Whilst the eyes of many are currently on the Euro football tournament, behind the scenes the usual merry-go-round of transfers of league players and managers continues, accompanied by the occasional piece of drama when something goes wrong.
The latest commotion has been caused by Tottenham Hotspur’s attempts to secure a new manager. This vacancy appeared to have been filled by former Roma manager Paulo Fonseca, before news broke that the deal had fallen through, possibly, some sources have suggested, because of a tax issue that meant that the tax breaks that were available to Fonseca in Italy would not have been applicable in the UK.
Whether or not the Spurs tax story is accurate, it is an interesting example of Tax Residency and Domicile work, and the need to take professional advice before taking on work in another country. The past eighteen months have seen many people re-evaluate their life plans in all sorts of ways, including moving or working abroad. But while it may be tempting to dream of doing your office job whilst reclining by the beach in the Caribbean, the reality is incredibly complex, and will need careful consideration. Two of the main considerations are, firstly, whether you are Non-UK Domiciled (Non-Dom) and, secondly, whether you are considered UK-resident for tax purposes.
Non-Doms (very broadly, an individual whose father is not UK domiciled) who have lived in the UK for fewer than 15 consecutive tax years, have the ability to choose how their overseas income is taxed in the UK. They can choose between the “Arising Basis” or the “Remittance Basis”. Put simply, this is the choice between taxing worldwide income and gains in the UK as an when it arises, compared to taxing worldwide income only when, and if, it is remitted into the UK. This choice is unavailable to UK domiciles and Non-Doms choosing the Remittance Basis may have to pay an expensive charge for the privilege of doing so.
Following the domicile rules, the next step is to establish if an individual is UK resident for tax purposes. HMRC introduced the Statutory Residence Test (SRT) which aims to provide individuals with certainty about their residence status and this is important because individuals who are UK resident for tax purposes and UK domiciled are taxable in the UK on their worldwide income and gains, whereas Non-UK residents, irrespective of domicile, are only taxed in the UK on their UK arising income, and certain gains.
Those wishing to be Non-UK resident for tax purposes need to meet certain conditions if they want to be automatically exempt from paying UK taxes on their overseas income. Broadly, this will require they either:
- Work full-time abroad, and spend fewer than 91 days in the UK during the tax year; or
- Spend fewer than 16 days in the UK during the tax year; or
- Spend fewer than 46 days in the UK during the tax year, so long as they were Non-UK resident in the three tax years prior.

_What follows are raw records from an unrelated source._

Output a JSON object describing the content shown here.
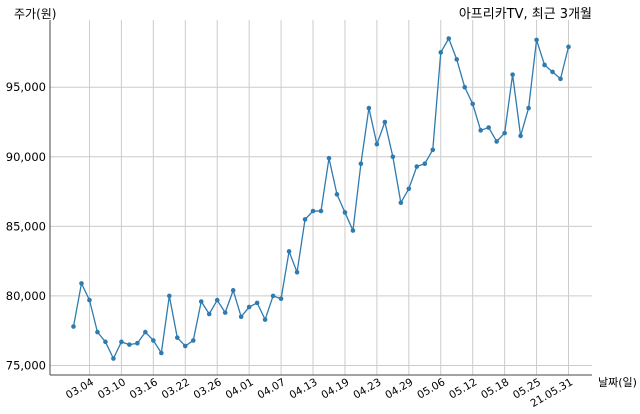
{
  "chart_data": {
    "type": "line",
    "title": "아프리카TV, 최근 3개월",
    "ylabel": "주가(원)",
    "xlabel": "날짜(일)",
    "ylim": [
      75000,
      99000
    ],
    "yticks": [
      75000,
      80000,
      85000,
      90000,
      95000
    ],
    "ytick_labels": [
      "75,000",
      "80,000",
      "85,000",
      "90,000",
      "95,000"
    ],
    "grid": true,
    "xtick_labels": [
      "03.04",
      "03.10",
      "03.16",
      "03.22",
      "03.26",
      "04.01",
      "04.07",
      "04.13",
      "04.19",
      "04.23",
      "04.29",
      "05.06",
      "05.12",
      "05.18",
      "05.25",
      "21.05.31"
    ],
    "xtick_index": [
      2,
      6,
      10,
      14,
      18,
      22,
      26,
      30,
      34,
      38,
      42,
      46,
      50,
      54,
      58,
      62
    ],
    "color": "#2e7bb0",
    "series": [
      {
        "values": [
          77800,
          80900,
          79700,
          77400,
          76700,
          75500,
          76700,
          76500,
          76600,
          77400,
          76800,
          75900,
          80000,
          77000,
          76400,
          76800,
          79600,
          78700,
          79700,
          78800,
          80400,
          78500,
          79200,
          79500,
          78300,
          80000,
          79800,
          83200,
          81700,
          85500,
          86100,
          86100,
          89900,
          87300,
          86000,
          84700,
          89500,
          93500,
          90900,
          92500,
          90000,
          86700,
          87700,
          89300,
          89500,
          90500,
          97500,
          98500,
          97000,
          95000,
          93800,
          91900,
          92100,
          91100,
          91700,
          95900,
          91500,
          93500,
          98400,
          96600,
          96100,
          95600,
          97900
        ]
      }
    ]
  }
}
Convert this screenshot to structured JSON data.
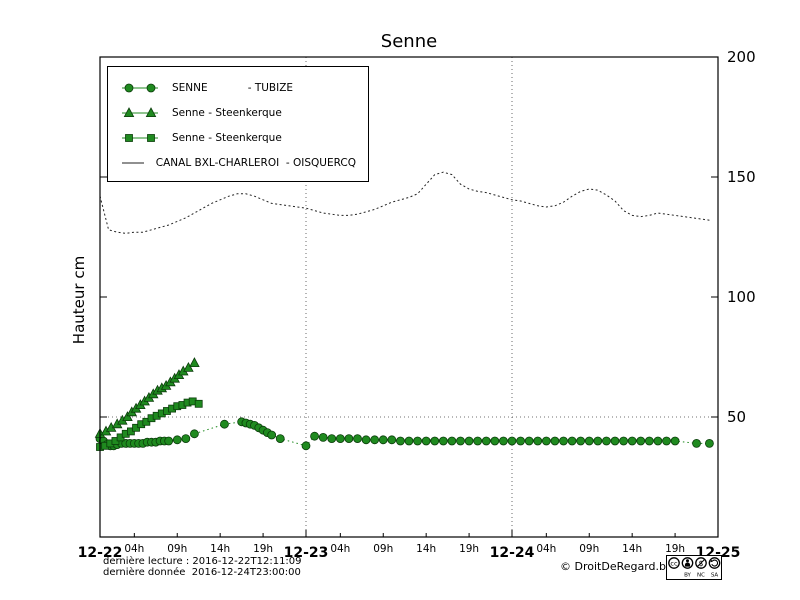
{
  "chart": {
    "title": "Senne",
    "ylabel": "Hauteur cm",
    "legend": [
      {
        "label": "SENNE            - TUBIZE",
        "marker": "circle"
      },
      {
        "label": "Senne - Steenkerque",
        "marker": "triangle"
      },
      {
        "label": "Senne - Steenkerque",
        "marker": "square"
      },
      {
        "label": "CANAL BXL-CHARLEROI  - OISQUERCQ",
        "marker": "line"
      }
    ],
    "footer": {
      "line1": "dernière lecture : 2016-12-22T12:11:09",
      "line2": "dernière donnée  2016-12-24T23:00:00",
      "copyright": "© DroitDeRegard.be",
      "cc_labels": {
        "by": "BY",
        "nc": "NC",
        "sa": "SA"
      }
    },
    "colors": {
      "green": "#1f8a1f",
      "green_edge": "#0b3d0b",
      "canal": "#222222"
    }
  },
  "chart_data": {
    "type": "line",
    "title": "Senne",
    "xlabel": "",
    "ylabel": "Hauteur cm",
    "ylim": [
      0,
      200
    ],
    "xlim": [
      0,
      72
    ],
    "x_unit": "hours since 2016-12-22 00:00",
    "grid": {
      "v_hours": [
        24,
        48
      ],
      "h_values": [
        50
      ]
    },
    "y_ticks": [
      {
        "value": 50,
        "label": "50"
      },
      {
        "value": 100,
        "label": "100"
      },
      {
        "value": 150,
        "label": "150"
      },
      {
        "value": 200,
        "label": "200"
      }
    ],
    "x_major_ticks": [
      {
        "hour": 0,
        "label": "12-22"
      },
      {
        "hour": 24,
        "label": "12-23"
      },
      {
        "hour": 48,
        "label": "12-24"
      },
      {
        "hour": 72,
        "label": "12-25"
      }
    ],
    "x_minor_ticks": [
      {
        "hour": 4,
        "label": "04h"
      },
      {
        "hour": 9,
        "label": "09h"
      },
      {
        "hour": 14,
        "label": "14h"
      },
      {
        "hour": 19,
        "label": "19h"
      },
      {
        "hour": 28,
        "label": "04h"
      },
      {
        "hour": 33,
        "label": "09h"
      },
      {
        "hour": 38,
        "label": "14h"
      },
      {
        "hour": 43,
        "label": "19h"
      },
      {
        "hour": 52,
        "label": "04h"
      },
      {
        "hour": 57,
        "label": "09h"
      },
      {
        "hour": 62,
        "label": "14h"
      },
      {
        "hour": 67,
        "label": "19h"
      }
    ],
    "series": [
      {
        "name": "SENNE - TUBIZE",
        "marker": "circle",
        "line": "dotted",
        "color": "#1f8a1f",
        "edge": "#0b3d0b",
        "points": [
          [
            0,
            41
          ],
          [
            0.4,
            40
          ],
          [
            0.8,
            38.5
          ],
          [
            1.2,
            38
          ],
          [
            1.6,
            38
          ],
          [
            2,
            38.5
          ],
          [
            2.5,
            39
          ],
          [
            3,
            39
          ],
          [
            3.5,
            39
          ],
          [
            4,
            39
          ],
          [
            4.5,
            39
          ],
          [
            5,
            39
          ],
          [
            5.5,
            39.5
          ],
          [
            6,
            39.5
          ],
          [
            6.5,
            39.5
          ],
          [
            7,
            40
          ],
          [
            7.5,
            40
          ],
          [
            8,
            40
          ],
          [
            9,
            40.5
          ],
          [
            10,
            41
          ],
          [
            11,
            43
          ],
          [
            14.5,
            47
          ],
          [
            16.5,
            48
          ],
          [
            17,
            47.5
          ],
          [
            17.5,
            47
          ],
          [
            18,
            46.5
          ],
          [
            18.5,
            45.5
          ],
          [
            19,
            44.5
          ],
          [
            19.5,
            43.5
          ],
          [
            20,
            42.5
          ],
          [
            21,
            41
          ],
          [
            24,
            38
          ],
          [
            25,
            42
          ],
          [
            26,
            41.5
          ],
          [
            27,
            41
          ],
          [
            28,
            41
          ],
          [
            29,
            41
          ],
          [
            30,
            41
          ],
          [
            31,
            40.5
          ],
          [
            32,
            40.5
          ],
          [
            33,
            40.5
          ],
          [
            34,
            40.5
          ],
          [
            35,
            40
          ],
          [
            36,
            40
          ],
          [
            37,
            40
          ],
          [
            38,
            40
          ],
          [
            39,
            40
          ],
          [
            40,
            40
          ],
          [
            41,
            40
          ],
          [
            42,
            40
          ],
          [
            43,
            40
          ],
          [
            44,
            40
          ],
          [
            45,
            40
          ],
          [
            46,
            40
          ],
          [
            47,
            40
          ],
          [
            48,
            40
          ],
          [
            49,
            40
          ],
          [
            50,
            40
          ],
          [
            51,
            40
          ],
          [
            52,
            40
          ],
          [
            53,
            40
          ],
          [
            54,
            40
          ],
          [
            55,
            40
          ],
          [
            56,
            40
          ],
          [
            57,
            40
          ],
          [
            58,
            40
          ],
          [
            59,
            40
          ],
          [
            60,
            40
          ],
          [
            61,
            40
          ],
          [
            62,
            40
          ],
          [
            63,
            40
          ],
          [
            64,
            40
          ],
          [
            65,
            40
          ],
          [
            66,
            40
          ],
          [
            67,
            40
          ],
          [
            69.5,
            39
          ],
          [
            71,
            39
          ]
        ]
      },
      {
        "name": "Senne - Steenkerque",
        "marker": "triangle",
        "line": "solid",
        "color": "#1f8a1f",
        "edge": "#0b3d0b",
        "points": [
          [
            0,
            43
          ],
          [
            0.7,
            44
          ],
          [
            1.3,
            45.5
          ],
          [
            2,
            47
          ],
          [
            2.6,
            48.5
          ],
          [
            3.2,
            50
          ],
          [
            3.7,
            52
          ],
          [
            4.2,
            53.5
          ],
          [
            4.7,
            55
          ],
          [
            5.2,
            56.5
          ],
          [
            5.7,
            58
          ],
          [
            6.2,
            59.5
          ],
          [
            6.7,
            61
          ],
          [
            7.2,
            62
          ],
          [
            7.7,
            63
          ],
          [
            8.2,
            64.5
          ],
          [
            8.7,
            66
          ],
          [
            9.2,
            67.5
          ],
          [
            9.7,
            69
          ],
          [
            10.3,
            70.5
          ],
          [
            11,
            72.5
          ]
        ]
      },
      {
        "name": "Senne - Steenkerque",
        "marker": "square",
        "line": "solid",
        "color": "#1f8a1f",
        "edge": "#0b3d0b",
        "points": [
          [
            0,
            37.5
          ],
          [
            0.6,
            38
          ],
          [
            1.2,
            39
          ],
          [
            1.8,
            40
          ],
          [
            2.4,
            41.5
          ],
          [
            3,
            43
          ],
          [
            3.6,
            44
          ],
          [
            4.2,
            45.5
          ],
          [
            4.8,
            47
          ],
          [
            5.4,
            48
          ],
          [
            6,
            49.5
          ],
          [
            6.6,
            50.5
          ],
          [
            7.2,
            51.5
          ],
          [
            7.8,
            52.5
          ],
          [
            8.4,
            53.5
          ],
          [
            9,
            54.5
          ],
          [
            9.6,
            55
          ],
          [
            10.2,
            56
          ],
          [
            10.8,
            56.5
          ],
          [
            11.5,
            55.5
          ]
        ]
      },
      {
        "name": "CANAL BXL-CHARLEROI - OISQUERCQ",
        "marker": "none",
        "line": "dashed",
        "color": "#222222",
        "edge": "#222222",
        "points": [
          [
            0,
            142
          ],
          [
            1,
            128
          ],
          [
            2,
            127
          ],
          [
            3,
            126.5
          ],
          [
            4,
            127
          ],
          [
            5,
            127
          ],
          [
            6,
            128
          ],
          [
            7,
            129
          ],
          [
            8,
            130
          ],
          [
            9,
            131.5
          ],
          [
            10,
            133
          ],
          [
            11,
            135
          ],
          [
            12,
            137
          ],
          [
            13,
            139
          ],
          [
            14,
            140.5
          ],
          [
            15,
            142
          ],
          [
            16,
            143
          ],
          [
            17,
            143
          ],
          [
            18,
            142
          ],
          [
            19,
            140.5
          ],
          [
            20,
            139
          ],
          [
            21,
            138.5
          ],
          [
            22,
            138
          ],
          [
            23,
            137.5
          ],
          [
            24,
            137
          ],
          [
            25,
            136
          ],
          [
            26,
            135
          ],
          [
            27,
            134.5
          ],
          [
            28,
            134
          ],
          [
            29,
            134
          ],
          [
            30,
            134.5
          ],
          [
            31,
            135.5
          ],
          [
            32,
            136.5
          ],
          [
            33,
            138
          ],
          [
            34,
            139.5
          ],
          [
            35,
            140.5
          ],
          [
            36,
            141.5
          ],
          [
            37,
            143
          ],
          [
            38,
            147
          ],
          [
            39,
            151
          ],
          [
            40,
            152
          ],
          [
            41,
            151
          ],
          [
            42,
            147
          ],
          [
            43,
            145
          ],
          [
            44,
            144
          ],
          [
            45,
            143.5
          ],
          [
            46,
            142.5
          ],
          [
            47,
            141.5
          ],
          [
            48,
            140.5
          ],
          [
            49,
            140
          ],
          [
            50,
            139
          ],
          [
            51,
            138
          ],
          [
            52,
            137.5
          ],
          [
            53,
            138
          ],
          [
            54,
            139.5
          ],
          [
            55,
            142
          ],
          [
            56,
            144
          ],
          [
            57,
            145
          ],
          [
            58,
            144.5
          ],
          [
            59,
            142.5
          ],
          [
            60,
            140
          ],
          [
            61,
            136
          ],
          [
            62,
            134
          ],
          [
            63,
            133.5
          ],
          [
            64,
            134
          ],
          [
            65,
            135
          ],
          [
            66,
            134.5
          ],
          [
            67,
            134
          ],
          [
            68,
            133.5
          ],
          [
            69,
            133
          ],
          [
            70,
            132.5
          ],
          [
            71,
            132
          ]
        ]
      }
    ]
  }
}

Being present in the UK for 183 days or more makes you automatically UK resident for tax purposes, and if you are not automatically overseas resident for tax purposes (as described above), you would need to refer to the Sufficient Ties Test and possibly a tie-breaker clause in the Double Taxation Agreement. Even if foreign income and gains have already been taxed in another country, they can still be taxable in the UK for those that are UK Resident and/or Non-UK Domiciled and claiming the arising basis. You must therefore declare all of your foreign income and gains on your Tax Return. In many cases, some relief can be given in the UK for foreign tax paid on foreign income and gains (under the provisions of Double Taxation Agreements with many other countries or via unilateral relief). There are also special rules for income from pensions, rent from property and certain types of employment income.
The information above is explained in greater detail in the guidance here
If you are an individual with high earnings and considering where to live, work or invest it may of interest to compare some of the current hot-spots for the highest rates of income tax. Based on 2021 data from the OECD these are
- Portugal 61.3%
- Slovenia 61.1%
- Belgium 58.4%
- Finland 57.5%
- Sweden 57%
- Japan 55.9%
- Denmark 55.9%
- France 55.4%
- Netherlands 52%
- Ireland 48%
As mentioned, Tax Residency issues for both UK and Non-UK -Domiciles are one of the most complex and difficult areas of tax legislation. If you are thinking of working, investing, studying or retiring abroad it is vital to ensure that you are properly aware of the financial implications of your decision. Even highly paid football managers can get it wrong, so it’s very much in your best interests to talk to an independent tax professional.